How to kill a thread?
Diez B. Roggisch
deets at nospam.web.de
Fri Jun 6 12:21:17 EDT 2008
Laszlo Nagy schrieb:
>
>>
>> def run(self):
>> while True:
>> if exit_event.isSet():
>> # Thread exiting
>> return
>> try:
>> data = q_in.get(timeout = .5)
>> except Queue.Empty:
>> continue
>> # ... process data
>>
>> And then in the MainThread I do exit_event.set() and wait for all
>> threads to exit. It's a pretty awkward solution but works.
>>
>> BTW Guys, is something like Thread.kill() planned for the future? Or
>> is there a reason not to have it?
> Python threads are cooperative.
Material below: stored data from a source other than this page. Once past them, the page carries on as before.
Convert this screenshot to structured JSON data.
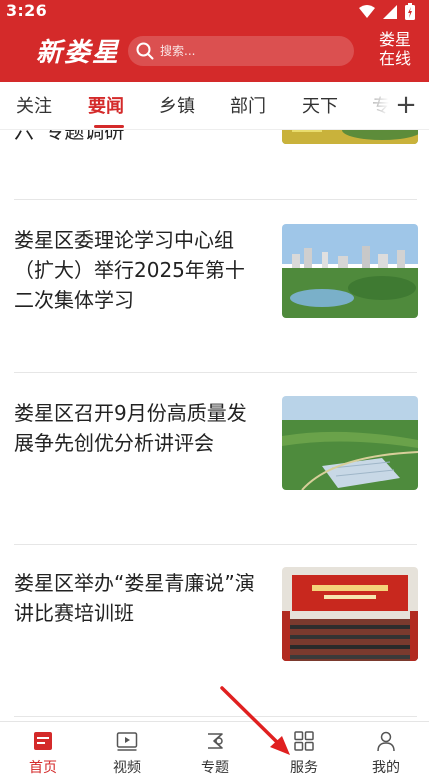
{
  "status": {
    "time": "3:26"
  },
  "header": {
    "logo_text": "新娄星",
    "search_placeholder": "搜索...",
    "region_line1": "娄星",
    "region_line2": "在线",
    "accent_color": "#d42a2a"
  },
  "tabs": [
    {
      "label": "关注"
    },
    {
      "label": "要闻"
    },
    {
      "label": "乡镇"
    },
    {
      "label": "部门"
    },
    {
      "label": "天下"
    },
    {
      "label": "专"
    }
  ],
  "tabs_more": "+",
  "articles": [
    {
      "title": "六”专题调研"
    },
    {
      "title": "娄星区委理论学习中心组（扩大）举行2025年第十二次集体学习"
    },
    {
      "title": "娄星区召开9月份高质量发展争先创优分析讲评会"
    },
    {
      "title": "娄星区举办“娄星青廉说”演讲比赛培训班"
    }
  ],
  "bottom_nav": [
    {
      "label": "首页",
      "icon": "home-icon"
    },
    {
      "label": "视频",
      "icon": "video-icon"
    },
    {
      "label": "专题",
      "icon": "topic-icon"
    },
    {
      "label": "服务",
      "icon": "grid-icon"
    },
    {
      "label": "我的",
      "icon": "person-icon"
    }
  ]
}
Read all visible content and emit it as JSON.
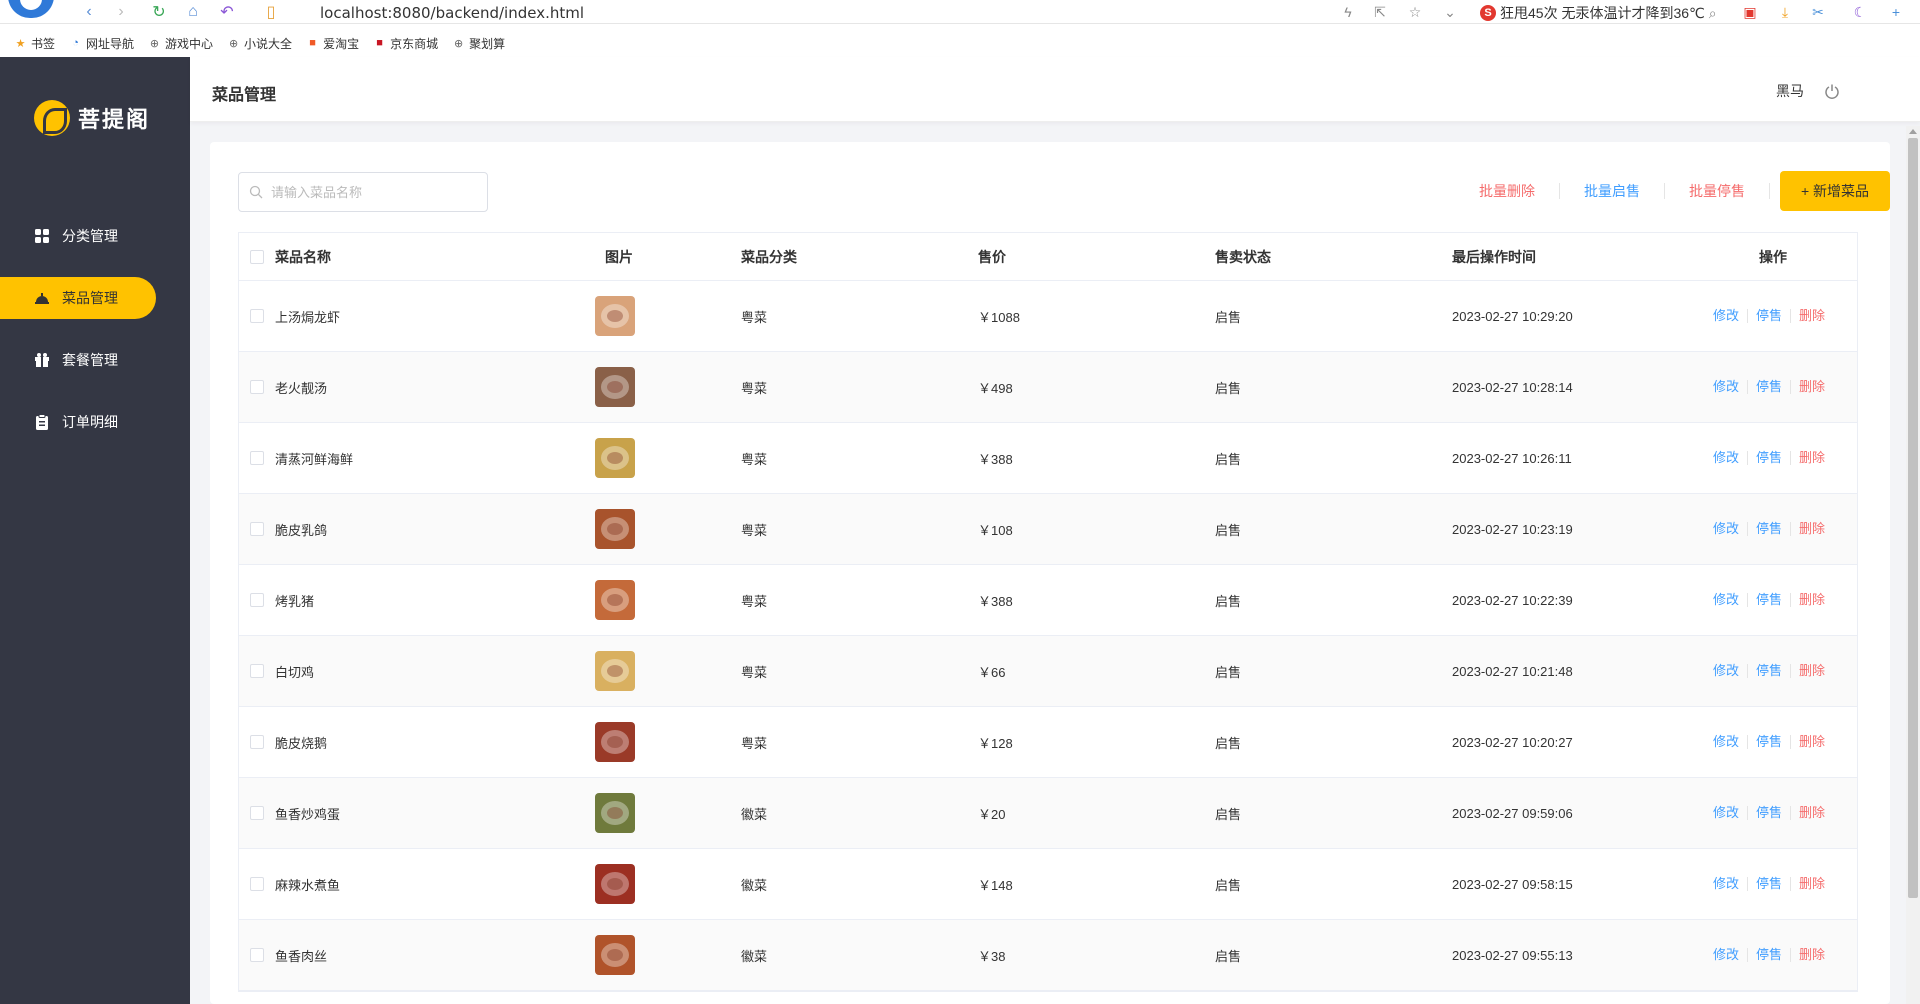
{
  "browser": {
    "url": "localhost:8080/backend/index.html",
    "news": "狂甩45次 无汞体温计才降到36℃",
    "bookmarks": [
      "书签",
      "网址导航",
      "游戏中心",
      "小说大全",
      "爱淘宝",
      "京东商城",
      "聚划算"
    ]
  },
  "sidebar": {
    "brand": "菩提阁",
    "items": [
      {
        "label": "分类管理",
        "icon": "grid-icon"
      },
      {
        "label": "菜品管理",
        "icon": "cloche-icon",
        "active": true
      },
      {
        "label": "套餐管理",
        "icon": "gift-icon"
      },
      {
        "label": "订单明细",
        "icon": "clipboard-icon"
      }
    ]
  },
  "header": {
    "title": "菜品管理",
    "user": "黑马"
  },
  "toolbar": {
    "search_placeholder": "请输入菜品名称",
    "batch_delete": "批量删除",
    "batch_enable": "批量启售",
    "batch_disable": "批量停售",
    "add": "+ 新增菜品"
  },
  "table": {
    "columns": [
      "菜品名称",
      "图片",
      "菜品分类",
      "售价",
      "售卖状态",
      "最后操作时间",
      "操作"
    ],
    "ops": [
      "修改",
      "停售",
      "删除"
    ],
    "rows": [
      {
        "name": "上汤焗龙虾",
        "category": "粤菜",
        "price": "￥1088",
        "status": "启售",
        "time": "2023-02-27 10:29:20",
        "thumb": "#d9a37a"
      },
      {
        "name": "老火靓汤",
        "category": "粤菜",
        "price": "￥498",
        "status": "启售",
        "time": "2023-02-27 10:28:14",
        "thumb": "#8a6048"
      },
      {
        "name": "清蒸河鲜海鲜",
        "category": "粤菜",
        "price": "￥388",
        "status": "启售",
        "time": "2023-02-27 10:26:11",
        "thumb": "#c8a24a"
      },
      {
        "name": "脆皮乳鸽",
        "category": "粤菜",
        "price": "￥108",
        "status": "启售",
        "time": "2023-02-27 10:23:19",
        "thumb": "#a8532c"
      },
      {
        "name": "烤乳猪",
        "category": "粤菜",
        "price": "￥388",
        "status": "启售",
        "time": "2023-02-27 10:22:39",
        "thumb": "#c46a3a"
      },
      {
        "name": "白切鸡",
        "category": "粤菜",
        "price": "￥66",
        "status": "启售",
        "time": "2023-02-27 10:21:48",
        "thumb": "#d9b060"
      },
      {
        "name": "脆皮烧鹅",
        "category": "粤菜",
        "price": "￥128",
        "status": "启售",
        "time": "2023-02-27 10:20:27",
        "thumb": "#9a3a28"
      },
      {
        "name": "鱼香炒鸡蛋",
        "category": "徽菜",
        "price": "￥20",
        "status": "启售",
        "time": "2023-02-27 09:59:06",
        "thumb": "#6f7a3c"
      },
      {
        "name": "麻辣水煮鱼",
        "category": "徽菜",
        "price": "￥148",
        "status": "启售",
        "time": "2023-02-27 09:58:15",
        "thumb": "#9c2f22"
      },
      {
        "name": "鱼香肉丝",
        "category": "徽菜",
        "price": "￥38",
        "status": "启售",
        "time": "2023-02-27 09:55:13",
        "thumb": "#b0532a"
      }
    ]
  },
  "colors": {
    "accent": "#ffc200",
    "sidebar": "#343744",
    "link_blue": "#419eff",
    "link_red": "#f56c6c"
  }
}
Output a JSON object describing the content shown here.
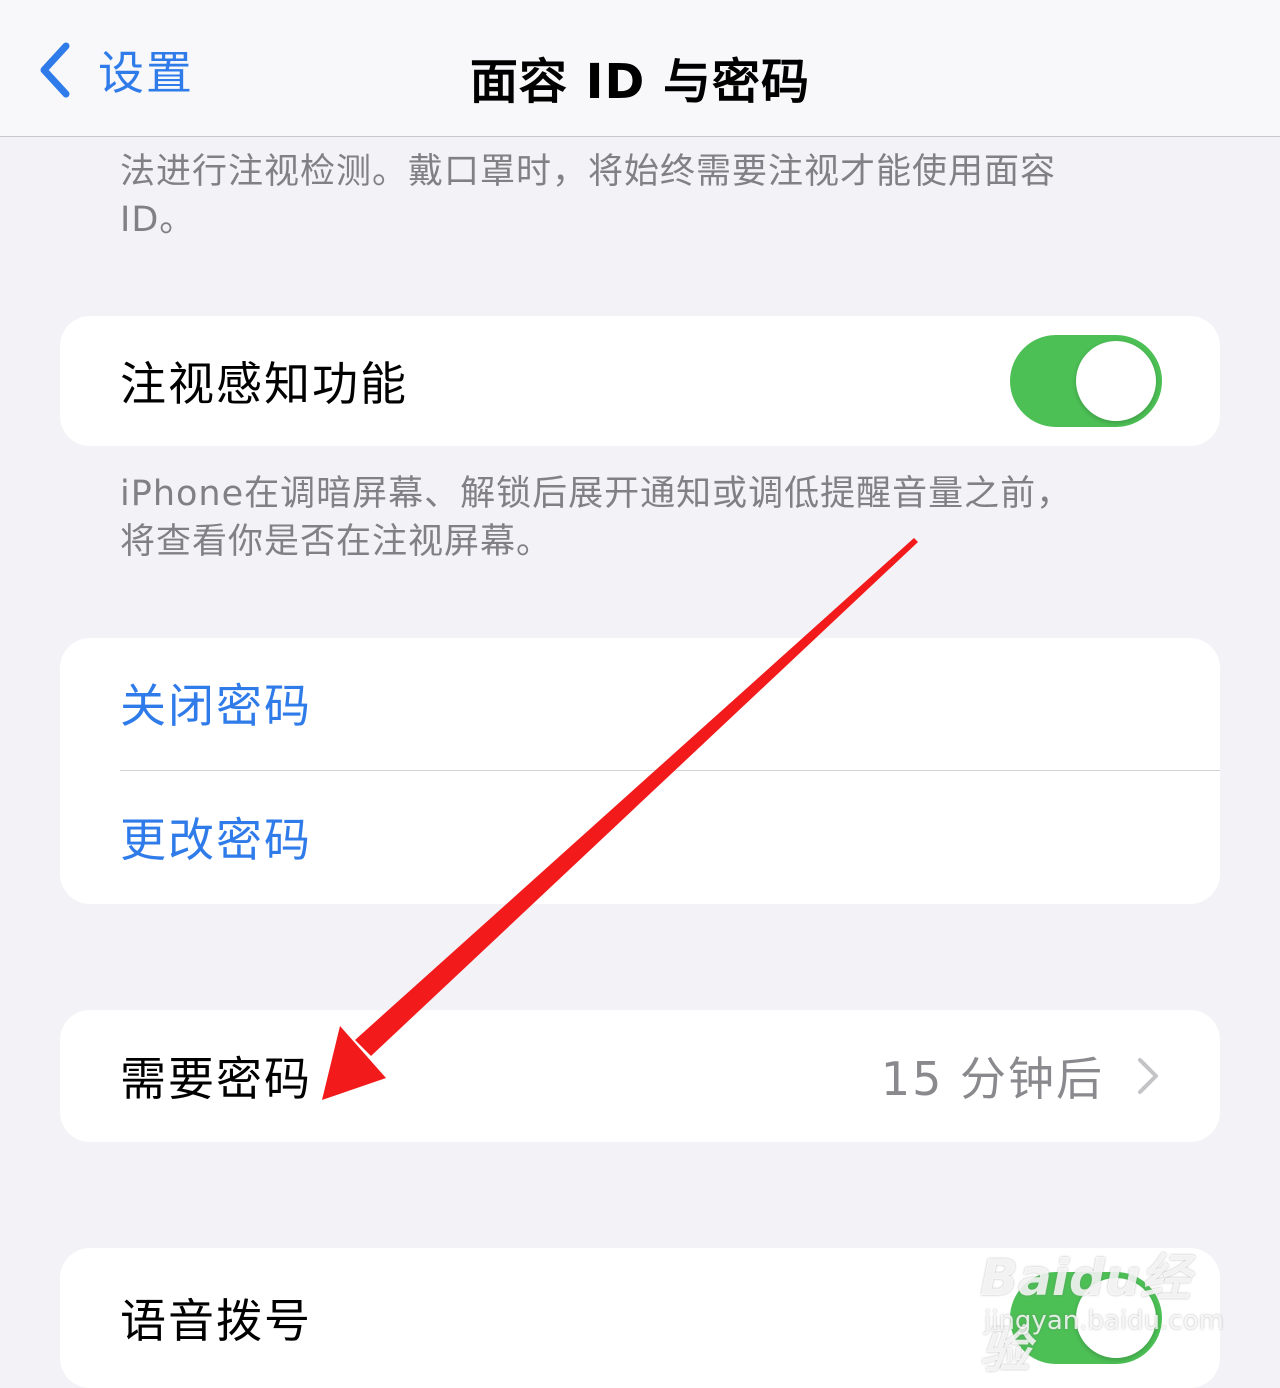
{
  "nav": {
    "back_label": "设置",
    "title": "面容 ID 与密码"
  },
  "top_footnote": {
    "line1": "法进行注视检测。戴口罩时，将始终需要注视才能使用面容",
    "line2": "ID。"
  },
  "attention_card": {
    "label": "注视感知功能",
    "toggle_on": true
  },
  "attention_footnote": {
    "line1": "iPhone在调暗屏幕、解锁后展开通知或调低提醒音量之前，",
    "line2": "将查看你是否在注视屏幕。"
  },
  "passcode_card": {
    "items": [
      {
        "label": "关闭密码"
      },
      {
        "label": "更改密码"
      }
    ]
  },
  "require_card": {
    "label": "需要密码",
    "value": "15 分钟后"
  },
  "voice_card": {
    "label": "语音拨号",
    "toggle_on": true
  },
  "watermark": {
    "brand": "Baidu经验",
    "url": "jingyan.baidu.com"
  },
  "colors": {
    "accent": "#2f7bea",
    "toggle_on": "#4cbf55",
    "annotation_arrow": "#f21a1a",
    "background": "#f2f2f7"
  }
}
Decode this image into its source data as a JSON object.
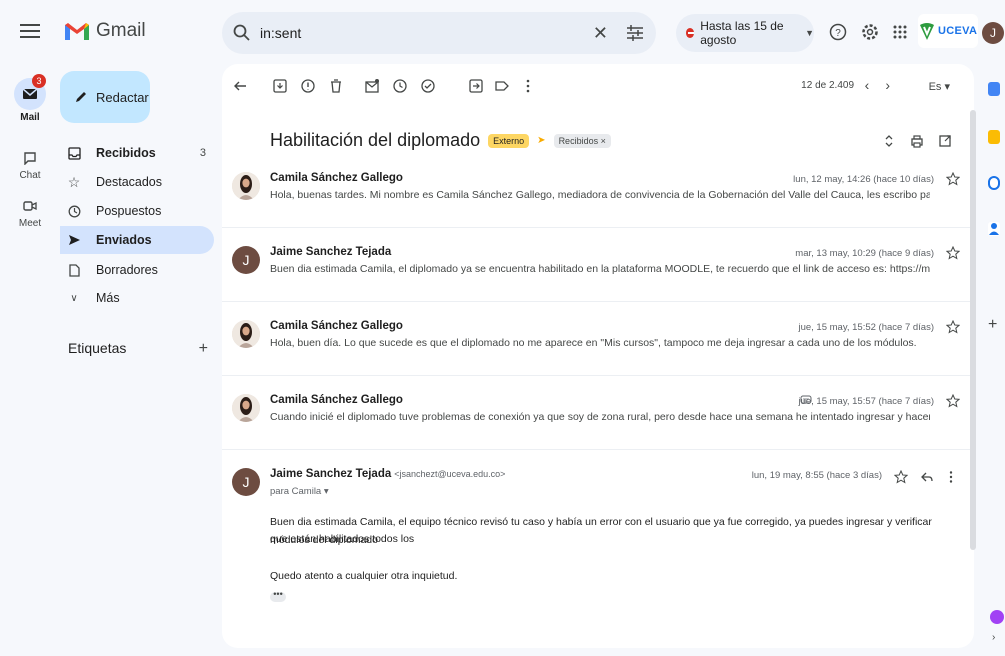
{
  "app": {
    "name": "Gmail"
  },
  "search": {
    "query": "in:sent"
  },
  "status": {
    "label": "Hasta las 15 de agosto"
  },
  "account": {
    "org": "UCEVA",
    "avatar_letter": "J"
  },
  "rail": {
    "mail": {
      "label": "Mail",
      "badge": "3"
    },
    "chat": {
      "label": "Chat"
    },
    "meet": {
      "label": "Meet"
    }
  },
  "compose": {
    "label": "Redactar"
  },
  "nav": {
    "items": [
      {
        "label": "Recibidos",
        "count": "3",
        "icon": "inbox-icon"
      },
      {
        "label": "Destacados",
        "count": "",
        "icon": "star-icon"
      },
      {
        "label": "Pospuestos",
        "count": "",
        "icon": "clock-icon"
      },
      {
        "label": "Enviados",
        "count": "",
        "icon": "send-icon"
      },
      {
        "label": "Borradores",
        "count": "",
        "icon": "draft-icon"
      },
      {
        "label": "Más",
        "count": "",
        "icon": "chevron-down-icon"
      }
    ],
    "labels_title": "Etiquetas",
    "labels_add": "+"
  },
  "toolbar": {
    "pager": "12 de 2.409",
    "lang": "Es"
  },
  "thread": {
    "subject": "Habilitación del diplomado",
    "badge_external": "Externo",
    "badge_inbox": "Recibidos ×",
    "messages": [
      {
        "from": "Camila Sánchez Gallego",
        "date": "lun, 12 may, 14:26 (hace 10 días)",
        "snippet": "Hola, buenas tardes. Mi nombre es Camila Sánchez Gallego, mediadora de convivencia de la Gobernación del Valle del Cauca, les escribo para solicitar por favor l"
      },
      {
        "from": "Jaime Sanchez Tejada",
        "date": "mar, 13 may, 10:29 (hace 9 días)",
        "snippet": "Buen dia estimada Camila, el diplomado ya se encuentra habilitado en la plataforma MOODLE, te recuerdo que el link de acceso es: https://moodleproyeccionsocial."
      },
      {
        "from": "Camila Sánchez Gallego",
        "date": "jue, 15 may, 15:52 (hace 7 días)",
        "snippet": "Hola, buen día. Lo que sucede es que el diplomado no me aparece en \"Mis cursos\", tampoco me deja ingresar a cada uno de los módulos."
      },
      {
        "from": "Camila Sánchez Gallego",
        "date": "jue, 15 may, 15:57 (hace 7 días)",
        "snippet": "Cuando inicié el diplomado tuve problemas de conexión ya que soy de zona rural, pero desde hace una semana he intentado ingresar y hacer los dos primeros módulo"
      }
    ],
    "open_message": {
      "from": "Jaime Sanchez Tejada",
      "email": "<jsanchezt@uceva.edu.co>",
      "to": "para Camila",
      "date": "lun, 19 may, 8:55 (hace 3 días)",
      "body_1": "Buen dia estimada Camila, el equipo técnico revisó tu caso y había un error con el usuario que ya fue corregido, ya puedes ingresar y verificar que están habilitados todos los",
      "body_2": "módulos del diplomado",
      "body_3": "Quedo atento a cualquier otra inquietud.",
      "more": "•••"
    }
  }
}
I think there was a discussion about
> this, about a year ago or so. The answer was that in CPython, the
> interpreter has this GIL. Python threads are always running on the same
> processor, but they are not "native". There are operating system
> functions to kill a thread but you must not use them because it can
> crash the interpreter.
This is not correct. Neither are threads cooperative nor are they not
native. If they weren't cooperative they needed explicit re-scheduling
statements in the code. And they also are based on native OS threads.
They might *appear* not cooperative if a long-running C-call doesn't
release the GIL beforehand.
This of course doesn't affect other parts of your reasoning about
killing threads being a bad idea and such.